Writing for a diverse audience
It ain't all it's cracked up to be, but it DOES make you think
Last week, I turned in a column for Hearst that was a longer version of something I wrote here, about Jason Aldean and country music — and a little about small towns.
This week, I wrote about a nameless, gutless person who accused my local library (where I’m on the board) of grooming children for “pedophiles. and perverts.”
The columns are behind a paywall, but I included in the first one paragraphs such as these:
{Country music] has been around for more than a century. Farm folk and hill people borrowed the banjos of Africa and mandolins of Europe to create high lonesome tunes that were introduced to the larger world about the same time as was Christian fundamentalism, in the early part of the last century.
and
At its best, country music captures the quiet struggles of regular people. At its worst, it’s a bro-fest of chest-thumping and threats against pretend enemies who are pretend-set on citifying the good people of the USA, God bless her.
At its extreme worst, “citifying” is code for “urban” which is code for “people who don’t look, smell, and sound like us.” Surely you know the drill.
That moved a person I’ve never met to post on Twitter:
This guy is new to the platform, or he would have tagged my workplace (@UNewHaven) for greater impact. I answered (I was polite) and then muted the account because who has time to explain this kind of thing to someone who isn’t trying very hard?
The second column got me a snootful of direct messages that accuse me of all kinds of sexual crimes of which I am innocent. You read. You pause to think how very mundane is your life, and then you move on.
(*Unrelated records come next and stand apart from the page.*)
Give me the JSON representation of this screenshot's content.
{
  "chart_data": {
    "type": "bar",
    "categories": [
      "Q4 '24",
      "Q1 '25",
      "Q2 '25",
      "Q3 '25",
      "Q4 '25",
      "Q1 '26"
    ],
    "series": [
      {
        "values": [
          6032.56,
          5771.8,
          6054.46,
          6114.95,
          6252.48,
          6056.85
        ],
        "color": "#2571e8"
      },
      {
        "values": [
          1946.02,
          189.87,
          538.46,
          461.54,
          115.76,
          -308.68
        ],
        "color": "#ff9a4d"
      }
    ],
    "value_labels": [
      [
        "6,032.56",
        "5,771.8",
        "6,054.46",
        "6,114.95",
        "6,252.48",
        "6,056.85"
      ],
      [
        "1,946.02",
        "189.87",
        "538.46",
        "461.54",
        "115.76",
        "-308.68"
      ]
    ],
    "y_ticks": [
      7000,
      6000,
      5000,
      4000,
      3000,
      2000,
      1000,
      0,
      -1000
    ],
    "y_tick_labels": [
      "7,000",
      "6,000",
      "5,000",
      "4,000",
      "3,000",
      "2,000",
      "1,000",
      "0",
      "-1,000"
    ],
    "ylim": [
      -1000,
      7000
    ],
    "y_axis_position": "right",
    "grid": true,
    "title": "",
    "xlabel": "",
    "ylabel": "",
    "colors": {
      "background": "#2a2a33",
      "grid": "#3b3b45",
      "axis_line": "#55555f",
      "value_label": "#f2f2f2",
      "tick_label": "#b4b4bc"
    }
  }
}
I’ve always found that when it comes to name-calling, the only names that give me pause are the ones I suspect are at least partially true. Call me a groomer, and I roll my eyes and move on, but all afternoon on the day the tweeter responded to the first column, a thought kept bubbling up. It wasn’t “am I a flat-out covert racist,” but “aren’t we all?”
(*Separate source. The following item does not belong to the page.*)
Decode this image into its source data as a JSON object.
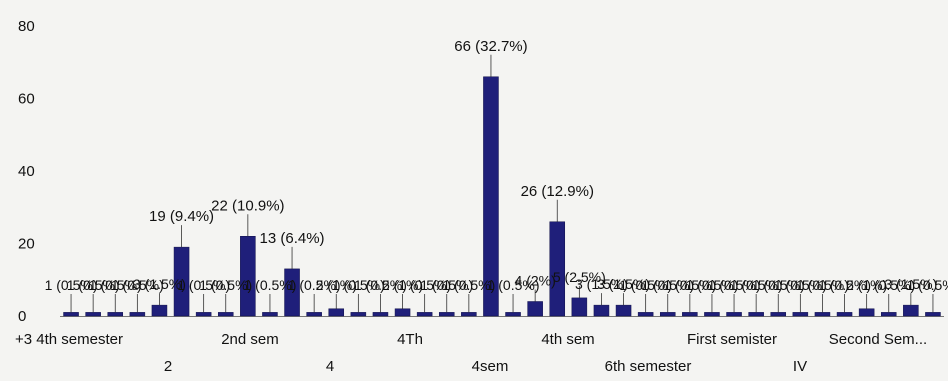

Let me explain by asking another question: Is it possible to grow up in the U.S. and not be racist or — at the least — grow up and harbor racist thoughts? And yes, I know we can go down multiple rabbit holes defining racism so let’s done and say we did.
The Twitter chucklehead notwithstanding, I often feel as if I will spend the rest of my life unlearning the racist things I learned growing up (things that have nothing to do, chucklehead, with how people smell).
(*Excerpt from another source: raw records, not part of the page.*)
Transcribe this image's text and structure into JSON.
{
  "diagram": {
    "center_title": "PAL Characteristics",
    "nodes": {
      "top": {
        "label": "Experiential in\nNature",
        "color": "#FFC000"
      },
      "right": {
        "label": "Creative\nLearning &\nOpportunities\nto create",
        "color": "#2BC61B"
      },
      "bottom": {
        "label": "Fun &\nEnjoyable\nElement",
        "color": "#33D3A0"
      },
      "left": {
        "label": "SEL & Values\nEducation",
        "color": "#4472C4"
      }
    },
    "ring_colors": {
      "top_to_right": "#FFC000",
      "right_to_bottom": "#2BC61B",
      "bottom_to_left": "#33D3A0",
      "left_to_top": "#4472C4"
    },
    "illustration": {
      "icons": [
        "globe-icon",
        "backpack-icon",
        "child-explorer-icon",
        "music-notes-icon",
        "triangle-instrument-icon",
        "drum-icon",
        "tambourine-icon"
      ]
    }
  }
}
I may not act on those thoughts, but I have thoughts that, laid out for all to see, could be labeled nothing but “flat out” racist.
I wish it wasn’t so. I’m not blaming the people who taught me these things. They learned them, too, and living in a part of the country where homogeneity was de rigueur, it is easy to grow up looking at the rest of the world as “other.”
In times of trial, I turn to my Bible and to science, two things that aren’t necessarily mutually exclusive. The Bible tells me to love everyone, regardless. That takes care of the outward acts but for a fundamentalist, that’s not enough. Thinking about something naughty is the same as doing something naughty. Does science say we’re all racist? This guy, writing in Scientific American in 2017, said no, though the writer was responding (skeptically) to implicit bias tests that were all the rage at the time. This guy (whom I greatly respect) says the first plank of a racist platform is denial (“…but, but, but some of my best friends are fill-in-the-blank”).
Denial can get you through many a dark and lonely night but it can also impede any kind of growth that might interest you. I’m going to go with people like Ibram X. Kendi, and keep on learning — and unlearning. I don’t want to be flip here, but the things I’m unlearning aren’t that covert — you may have learned them, too. Does that make them flat-out racist? Well, yeah.
The HUGE difference between you and the trolls who gutlessly throw anonymous insults at you (ad hominem fallacy, anyone?) is that you constantly self-reflect. Those others? They lack either the ability or the interest (or both) in such honest thinking.
I grew up in Texas in the 50s and 60s. The only Black people I ever had contact with were either maids or yard-workers employed by my more well-off relatives. Racism was in the air I breathed.
It's taken me a lifetime to realize and admit to myself just how much prejudice I harbor. Being aware is half the battle.